1. AI-Powered Web App
   Frontend: React/Next.js (JavaScript)
   Backend:  FastAPI (Python) + ML models
   API:      REST or GraphQL

2. Data Dashboard
   Frontend: React + D3.js (JavaScript)
   Backend:  Django + pandas (Python)
   Data:     PostgreSQL / BigQuery

3. Automation Platform
   UI:       React (JavaScript)
   Workers:  Python scripts + Celery
   Queue:    Redis / RabbitMQ

4. E-commerce with Recommendations
   Storefront: Next.js (JavaScript)
   ML Engine:  Python (scikit-learn/PyTorch)
   API:        GraphQL gateway

Frequently Asked Questions

Is Python easier than JavaScript?

Python is generally considered easier for beginners due to its clean, English-like syntax and enforced indentation. JavaScript has more quirks (type coercion, the this keyword, prototypal inheritance) that can confuse beginners. However, JavaScript's ecosystem for web development is more straightforward -- you can see results in a browser immediately.

Can JavaScript replace Python for data science?
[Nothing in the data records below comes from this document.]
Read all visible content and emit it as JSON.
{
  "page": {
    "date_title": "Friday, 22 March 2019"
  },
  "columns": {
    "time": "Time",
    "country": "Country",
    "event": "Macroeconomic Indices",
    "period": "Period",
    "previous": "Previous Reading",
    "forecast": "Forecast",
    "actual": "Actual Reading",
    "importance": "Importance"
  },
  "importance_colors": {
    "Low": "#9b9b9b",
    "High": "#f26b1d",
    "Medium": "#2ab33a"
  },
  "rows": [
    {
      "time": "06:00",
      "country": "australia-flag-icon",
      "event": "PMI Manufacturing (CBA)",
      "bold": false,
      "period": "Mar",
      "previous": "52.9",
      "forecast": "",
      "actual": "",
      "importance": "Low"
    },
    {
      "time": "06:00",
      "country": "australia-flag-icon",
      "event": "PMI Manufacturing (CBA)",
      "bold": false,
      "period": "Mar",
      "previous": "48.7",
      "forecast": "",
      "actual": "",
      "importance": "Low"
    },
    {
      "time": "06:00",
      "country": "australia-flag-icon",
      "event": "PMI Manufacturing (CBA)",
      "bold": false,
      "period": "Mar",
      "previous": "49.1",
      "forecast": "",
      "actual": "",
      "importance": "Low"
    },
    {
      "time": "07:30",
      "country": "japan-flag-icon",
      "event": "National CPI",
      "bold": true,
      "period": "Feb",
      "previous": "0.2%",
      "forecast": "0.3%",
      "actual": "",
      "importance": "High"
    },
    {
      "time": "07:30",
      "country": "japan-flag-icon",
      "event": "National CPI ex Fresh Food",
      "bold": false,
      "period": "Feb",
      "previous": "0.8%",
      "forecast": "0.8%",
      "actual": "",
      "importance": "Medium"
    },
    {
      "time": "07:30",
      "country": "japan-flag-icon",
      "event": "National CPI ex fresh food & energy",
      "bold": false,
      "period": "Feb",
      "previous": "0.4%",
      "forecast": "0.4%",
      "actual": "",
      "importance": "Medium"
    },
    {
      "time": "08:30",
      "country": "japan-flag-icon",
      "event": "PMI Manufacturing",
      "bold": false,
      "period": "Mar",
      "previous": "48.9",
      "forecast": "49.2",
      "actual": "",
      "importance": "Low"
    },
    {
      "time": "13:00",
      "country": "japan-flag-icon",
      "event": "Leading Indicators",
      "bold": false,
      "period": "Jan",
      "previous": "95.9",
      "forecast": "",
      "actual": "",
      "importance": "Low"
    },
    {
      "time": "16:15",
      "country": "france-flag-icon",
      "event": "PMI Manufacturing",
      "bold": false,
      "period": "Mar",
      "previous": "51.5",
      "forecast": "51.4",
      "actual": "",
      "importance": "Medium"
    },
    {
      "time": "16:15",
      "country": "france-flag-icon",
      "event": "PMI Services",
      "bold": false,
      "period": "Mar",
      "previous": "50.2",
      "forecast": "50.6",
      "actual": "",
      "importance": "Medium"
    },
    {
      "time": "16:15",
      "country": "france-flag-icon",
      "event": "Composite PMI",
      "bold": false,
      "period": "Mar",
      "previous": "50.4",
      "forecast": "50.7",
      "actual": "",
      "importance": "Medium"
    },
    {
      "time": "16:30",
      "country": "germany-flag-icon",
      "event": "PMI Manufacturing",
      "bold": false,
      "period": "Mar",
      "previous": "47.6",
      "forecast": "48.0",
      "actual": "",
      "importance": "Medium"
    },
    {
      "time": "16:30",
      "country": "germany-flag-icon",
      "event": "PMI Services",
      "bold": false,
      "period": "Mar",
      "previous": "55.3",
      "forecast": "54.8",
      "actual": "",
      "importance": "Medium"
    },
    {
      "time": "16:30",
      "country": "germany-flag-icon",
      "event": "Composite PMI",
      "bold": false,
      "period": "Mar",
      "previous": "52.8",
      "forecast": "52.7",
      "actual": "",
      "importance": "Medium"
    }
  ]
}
Not yet. While JavaScript has growing data science libraries (TensorFlow.js, Danfo.js), Python's ecosystem is far more mature with NumPy, pandas, scikit-learn, PyTorch, and Hugging Face. Python will remain the dominant data science language for the foreseeable future.

Which language pays more?

Python tends to pay slightly more on average because of demand in AI/ML roles, which command premium salaries. However, senior JavaScript/TypeScript roles in major tech companies also pay very well. Specialization matters more than language choice.

Should I learn TypeScript instead of JavaScript?

TypeScript is a superset of JavaScript that adds static typing. Most modern JavaScript projects use TypeScript, and it is the industry standard for production applications. Learning JavaScript basics first, then transitioning to TypeScript is the recommended path.